In GDQSDS, a negative association was defined as IC-2SD ≤ 0, a weak association as 0 < IC-2SD ≤ 1.5, a medium association as 1.5 < IC-2SD ≤ 3.0, and a strong association as IC-2SD > 3.0. If one combination always presents a medium or strong association over 1 year, an alert will be generated. The risk of using these criteria is delayed detection of emerging issues. So we considered two ways to reduce the risk. First, if several ADR reports are collected from the same medical institution or the same district in a very short time, we will alert it, and call it an intensive event. Second, these criteria will be updated according to the numbers of associations and based on future research. The time of discovery is not only dependent on the measure used but also on the criteria chosen for alerting, and the time frame of interest is really when the IC starts to increase. For these reasons, we will advise the board of experts to evaluate reports with the IC analysis tool in a timely manner and consider revising our criteria for general users, for example, by changing the criterion A to ≥3 or automatically computing the IC each month instead of each quarter.

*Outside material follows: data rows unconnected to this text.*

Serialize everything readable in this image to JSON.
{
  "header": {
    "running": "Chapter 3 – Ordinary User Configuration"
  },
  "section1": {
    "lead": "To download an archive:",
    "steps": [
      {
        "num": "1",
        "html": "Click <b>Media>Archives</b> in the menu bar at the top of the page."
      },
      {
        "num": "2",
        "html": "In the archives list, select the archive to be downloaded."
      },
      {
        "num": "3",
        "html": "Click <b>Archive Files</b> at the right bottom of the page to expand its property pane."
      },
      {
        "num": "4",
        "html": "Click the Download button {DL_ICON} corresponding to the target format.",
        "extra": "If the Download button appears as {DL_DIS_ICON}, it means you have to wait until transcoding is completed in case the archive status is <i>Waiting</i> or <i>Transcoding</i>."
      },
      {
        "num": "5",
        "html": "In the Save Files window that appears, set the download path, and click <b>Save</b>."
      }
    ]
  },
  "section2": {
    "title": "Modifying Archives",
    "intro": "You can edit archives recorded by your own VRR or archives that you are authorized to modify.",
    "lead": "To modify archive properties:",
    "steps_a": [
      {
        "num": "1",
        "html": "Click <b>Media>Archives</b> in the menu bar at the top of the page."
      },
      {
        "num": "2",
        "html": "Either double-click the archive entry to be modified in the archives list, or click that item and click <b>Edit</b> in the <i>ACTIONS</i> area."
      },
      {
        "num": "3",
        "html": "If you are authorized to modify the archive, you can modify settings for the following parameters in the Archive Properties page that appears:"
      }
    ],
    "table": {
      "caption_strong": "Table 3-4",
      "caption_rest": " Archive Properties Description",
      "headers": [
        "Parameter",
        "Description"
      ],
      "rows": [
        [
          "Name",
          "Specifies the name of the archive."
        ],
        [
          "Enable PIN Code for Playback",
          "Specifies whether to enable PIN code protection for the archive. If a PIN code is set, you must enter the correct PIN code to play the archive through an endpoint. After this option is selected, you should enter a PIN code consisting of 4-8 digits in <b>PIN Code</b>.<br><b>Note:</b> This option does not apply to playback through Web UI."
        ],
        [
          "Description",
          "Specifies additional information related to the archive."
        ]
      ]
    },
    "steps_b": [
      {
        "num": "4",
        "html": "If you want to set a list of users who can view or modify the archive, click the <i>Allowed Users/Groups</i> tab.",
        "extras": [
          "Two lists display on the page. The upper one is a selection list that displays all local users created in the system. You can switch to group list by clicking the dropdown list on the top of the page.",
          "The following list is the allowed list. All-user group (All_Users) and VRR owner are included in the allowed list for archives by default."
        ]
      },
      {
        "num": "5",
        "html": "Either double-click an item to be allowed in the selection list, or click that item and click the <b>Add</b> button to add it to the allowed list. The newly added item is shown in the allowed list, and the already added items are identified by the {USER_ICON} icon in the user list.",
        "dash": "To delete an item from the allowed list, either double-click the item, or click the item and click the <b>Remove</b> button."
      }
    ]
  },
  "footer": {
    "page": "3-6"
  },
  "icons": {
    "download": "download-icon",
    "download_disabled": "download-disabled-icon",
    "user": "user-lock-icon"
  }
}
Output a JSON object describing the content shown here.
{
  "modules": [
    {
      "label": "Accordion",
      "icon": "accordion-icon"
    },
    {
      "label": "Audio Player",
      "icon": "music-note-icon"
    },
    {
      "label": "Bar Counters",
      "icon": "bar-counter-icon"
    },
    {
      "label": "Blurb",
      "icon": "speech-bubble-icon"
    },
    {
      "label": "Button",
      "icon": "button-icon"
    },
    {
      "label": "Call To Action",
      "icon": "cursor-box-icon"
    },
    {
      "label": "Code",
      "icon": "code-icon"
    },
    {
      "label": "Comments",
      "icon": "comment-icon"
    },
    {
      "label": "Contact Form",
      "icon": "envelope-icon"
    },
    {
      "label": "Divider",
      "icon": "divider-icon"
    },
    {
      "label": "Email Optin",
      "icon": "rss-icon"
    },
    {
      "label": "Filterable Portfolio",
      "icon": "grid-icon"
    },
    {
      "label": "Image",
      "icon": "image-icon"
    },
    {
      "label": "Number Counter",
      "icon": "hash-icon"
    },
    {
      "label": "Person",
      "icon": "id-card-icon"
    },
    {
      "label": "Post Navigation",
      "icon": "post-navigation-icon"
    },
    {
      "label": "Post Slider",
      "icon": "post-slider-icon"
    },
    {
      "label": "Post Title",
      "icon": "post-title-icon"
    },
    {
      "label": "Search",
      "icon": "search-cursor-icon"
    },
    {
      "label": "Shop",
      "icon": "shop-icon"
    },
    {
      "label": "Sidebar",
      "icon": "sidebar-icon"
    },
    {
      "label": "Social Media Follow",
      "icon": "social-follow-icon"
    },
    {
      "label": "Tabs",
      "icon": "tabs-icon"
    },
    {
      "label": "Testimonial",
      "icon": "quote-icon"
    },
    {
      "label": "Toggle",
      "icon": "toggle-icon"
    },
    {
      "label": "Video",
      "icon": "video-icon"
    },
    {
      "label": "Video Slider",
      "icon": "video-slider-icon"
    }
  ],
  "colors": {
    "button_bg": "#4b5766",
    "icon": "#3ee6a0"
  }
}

Several different target audiences with different levels of authority can be logged into the signal detection system. How great the level of authority should be for the different users needs to be confirmed through use.

Bayes’s theorem expresses the relationship between the probability of a proposition before (prior) and after (posterior) the acquisition of additional data [1]. The results of the quantitative approach should be considered as additional information and be interpreted in combination with clinical information, findings reported in the literature, and other sources. Following this reasoning, it can be stated that an association may not indicate a true signal. Signal analysis and interpretation including via cohort study are still decisive in the signal detection process.

Conclusion

Although statistical analysis of SRS data sets is not the only method used in the signal detection process, it is currently gaining ground and is the most convenient way to mine large databases. GDQSDS, the computerized web-based system built on Guangdong’s ADR database, is fast and offers a more standardized statistical signal detection tool. The system has three modules that support timely detection of four types of signals for marketed products; allow easy detection of changes in association scores; and prioritize, track, and document signals. A total of 5,407 rules for standardizing generic drug names and 8,715 rules for standardizing ADR names allow automatic completion of the standardization work of new cases by matching, which is a very important part of the signal detection process.

The IC measure was integrated into the system for the detection of associations from the database of drug monitoring in Guangdong and can be an extremely useful adjunct to the expert assessment of very large numbers of spontaneously reported ADRs. This web-based computerized quantitative signal detection system to mine ADR reports was established in China for the first time, and it can greatly enhance the efficiency of ADR monitoring and find new drug-ADR signals and outstanding safety problems. Quantitative signal detection systems will play a greater role in pharmacovigilance in China in the future based on a national regulatory database.